Key Facts
Education
FSU Law School with honors, 1984 UCF Magna Cum Laude in Allied Legal Services, 1981Biography
Keith Mitnik is senior trial counsel for Morgan & Morgan, the largest personal injury law firm in America. At Morgan & Morgan, there are departments that handle every type of contingency fee plaintiff’s case: general PI, medical malpractice, product liability, mass torts, commercial contingency, and so on. Keith’s job is to try cases with all of these departments and, when they do not settle, to join forces at trial with the other lawyers handling them.

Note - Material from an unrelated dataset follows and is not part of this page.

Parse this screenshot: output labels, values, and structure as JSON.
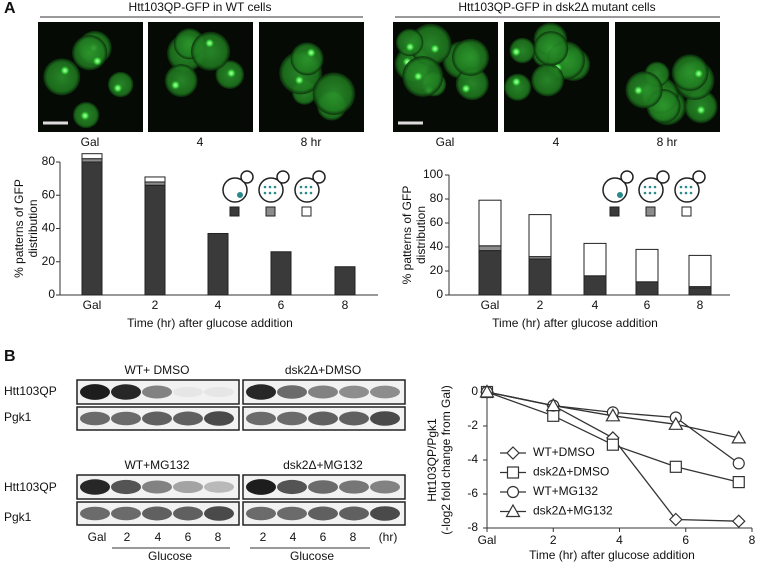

As a result, Keith is in trial with all kinds of cases almost every month—sometimes two or three times a month. He has a unique perspective on tactics that are currently in vogue with defense lawyers, and he has a chance to develop countermeasures. Most importantly, he has abundant opportunities to try out new strategies aimed at maximizing the likelihood of getting just results for clients. If he is not in trial, he spends much of his time working on new ideas and refining existing ones. For many years, his work has also involved teaching these methods to other plaintiffs' lawyers around the country.
Keith has averaged at least two million-dollar verdicts per year over the last ten years, and, in the last five years alone, seven eight-figure verdicts. That does not even include the long list of significant verdicts that were less than a million dollars but were far greater than the unfair amounts offered in settlement by insurance companies. Those cases that do not have catastrophic injuries are often the most difficult from which to obtain full justice, and Mitnik has successfully guided these juries to just outcomes time and time again.
Keith has been featured on countless magazines’ best lawyer and super lawyer lists. He has been the subject of a front-page feature article in the Orlando Sentinel, a commentator on many national broadcasts, and the interviewee of Mike Wallace on 60 Minutes. He represented former Harlem Globetrotter legends Curly Neal, Meadowlark, and Marquis Haynes, among others, in a trial over the use of their names. He also represented The Backstreet Boys against the infamous music mogul Lou Pearlman.